28.12.10

Da don Milani alla Gelmini. La restaurazione del merito. (S.L.L.)

La restaurazione della “meritocrazia”, dichiarata dalla Gelmini e da una caterva di berlusconisti a proposito della recente ambiziosa riforma universitaria e, già prima, degli interventi su tutto il sistema scolastico, mi ha riportato alla memoria don Lorenzo Milani, la sua scuola di Barbiana, la celebre Lettera a una professoressa. Mi sono commosso fino alle lacrime.
Capitano ai vecchi, specie quelli dalla salute malferma, questi irrefrenabili attacchi di nostalgia per la giovinezza perduta. La giovinezza della mia generazione, d’altronde, fu età di scoperte e movimenti, di illusioni generose e passioni furenti, tale da favorire siffatte  improvvise ed improvvide crisi di nostalgia.
Don Milani, nel mio cuore malato, si collega a una presa di coscienza e a una scelta di campo. Fu il libretto della sua scuola, quel pamphlet in forma di lettera, ad aprirmi gli occhi su come dietro il “merito” si nascondesse la “selezione” classista, su come le bocciature fossero espressione di processi di emarginazione e di esclusione che ribadivano le gerarchie sociali.
L’ho ripreso in mano adesso per cercare una citazione. Non ho avuto bisogno di una grande ricerca. Ad apertura di libro, alle pagine 60 e 61, leggo:
"Voi dite di aver bocciato i cretini e gli svogliati.
Allora sostenete che Dio fa nascere i cretini e gli svogliati nelle case dei poveri. Ma Dio non fa questi dispetti ai poveri. E’ più facile che i dispettosi siate voi.
Alla Costituente chi sostenne la teoria delle differenze di nascita fu un fascista: “L’on. Mastroianni riferendosi alla parola obbligatorio osserva che ci sono alunni che dimostrano un’insufficienza di carattere organico a frequentare le scuole”.
Anche un preside di scuola media ha scritto: “La Costituzione purtroppo non può garantire a tutti i ragazzi uguale sviluppo mentale, uguale attitudine allo studio”. Ma del suo figliolo non lo direbbe mai. Non gli farà finire le medie? Lo manderà a zappare?"
Furono denunce dure come questa ad alimentare la stagione di riforme degli anni Settanta e la grande mobilità sociale che ne nacque.

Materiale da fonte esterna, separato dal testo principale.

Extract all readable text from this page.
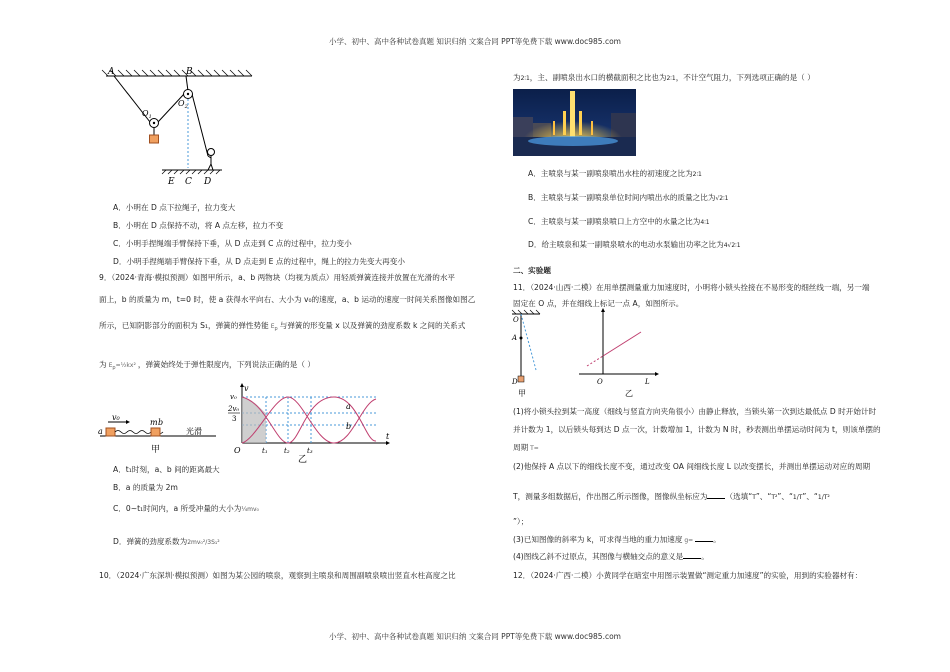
小学、初中、高中各种试卷真题 知识归纳 文案合同 PPT等免费下载 www.doc985.com
A	B
$O_1$
$O_2$
E C D
A．小明在 D 点下拉绳子，拉力变大
B．小明在 D 点保持不动，将 A 点左移，拉力不变
C．小明手捏绳端手臂保持下垂，从 D 点走到 C 点的过程中，拉力变小
D．小明手捏绳端手臂保持下垂，从 D 点走到 E 点的过程中，绳上的拉力先变大再变小
9．（2024·青海·模拟预测）如图甲所示，a、b 两物块（均视为质点）用轻质弹簧连接并放置在光滑的水平
面上，b 的质量为 m，t=0 时，使 a 获得水平向右、大小为 v₀的速度，a、b 运动的速度一时间关系图像如图乙
所示，已知阴影部分的面积为 S₁，弹簧的弹性势能 $E_p$ 与弹簧的形变量 x 以及弹簧的劲度系数 k 之间的关系式
为 $E_p=\frac{1}{2}kx^2$ ，弹簧始终处于弹性限度内，下列说法正确的是（ ）
v₀
a
m b
光滑
甲
v
v₀
2v₀
3
O	t₁ t₂ t₃
t
a
b
乙
A．t₁时刻，a、b 间的距离最大
B．a 的质量为 2m
C．0~t₁时间内，a 所受冲量的大小为¼mv₀
D．弹簧的劲度系数为2mv₀²/3S₁²
10．（2024·广东深圳·模拟预测）如图为某公园的喷泉，观察到主喷泉和周围副喷泉喷出竖直水柱高度之比
为2∶1，主、副喷泉出水口的横截面积之比也为2∶1，不计空气阻力，下列选项正确的是（ ）
A．主喷泉与某一副喷泉喷出水柱的初速度之比为2∶1
B．主喷泉与某一副喷泉单位时间内喷出水的质量之比为√2∶1
C．主喷泉与某一副喷泉喷口上方空中的水量之比为4∶1
D．给主喷泉和某一副喷泉喷水的电动水泵输出功率之比为4√2∶1
二、实验题
11．（2024·山西·二模）在用单摆测量重力加速度时，小明将小锁头拴接在不易形变的细丝线一端，另一端
固定在 O 点，并在细线上标记一点 A，如图所示。
O
A
D
甲
O	L
乙
(1)将小锁头拉到某一高度（细线与竖直方向夹角很小）由静止释放，当锁头第一次到达最低点 D 时开始计时
并计数为 1，以后锁头每到达 D 点一次，计数增加 1，计数为 N 时，秒表测出单摆运动时间为 t，则该单摆的
周期 T=
(2)他保持 A 点以下的细线长度不变，通过改变 OA 间细线长度 L 以改变摆长，并测出单摆运动对应的周期
T，测量多组数据后，作出图乙所示图像，图像纵坐标应为 （选填“T”、“T²”、“1/T”、“1/T²
”）；
(3)已知图像的斜率为 k，可求得当地的重力加速度 g= 。
(4)图线乙斜不过原点，其图像与横轴交点的意义是 。
12．（2024·广西·二模）小黄同学在暗室中用图示装置做“测定重力加速度”的实验，用到的实验器材有：
小学、初中、高中各种试卷真题 知识归纳 文案合同 PPT等免费下载 www.doc985.com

Quando torno al mio paese natio, in Sicilia, e mi capita di girovagare per le sue strade, leggo sempre con gioia le targhe degli studi professionali. Dopo l’indicazione Dott., Arch., Avv., Ing. e prima delle informazioni specialistiche ci sono cognomi che un tempo erano da poveri e poverissimi, braccianti, manovali edili, contadini con pochissima terra, ladruncoli e altri sottoproletari. Per me è una consolazione, una boccata d’aria pura che apre il petto e libera il cuore. La mobilità sociale è stata il frutto prezioso di tante battaglie nella scuola e nell’università, ispirate anche alla Lettera a una professoressa contro la selezione classista.
Ho l’impressione che già negli anni Novanta il cosiddetto ascensore sociale avesse smesso di funzionare al meglio. Ora le riforme Gelmini sanciscono la Restaurazione: signori e signorini del giorno d’oggi (non importa da quali famiglie provengano) tornano a riversare il loro odio contro i poveracci e vogliono tenerli sotto, perché sono canaglia e non meritano nulla.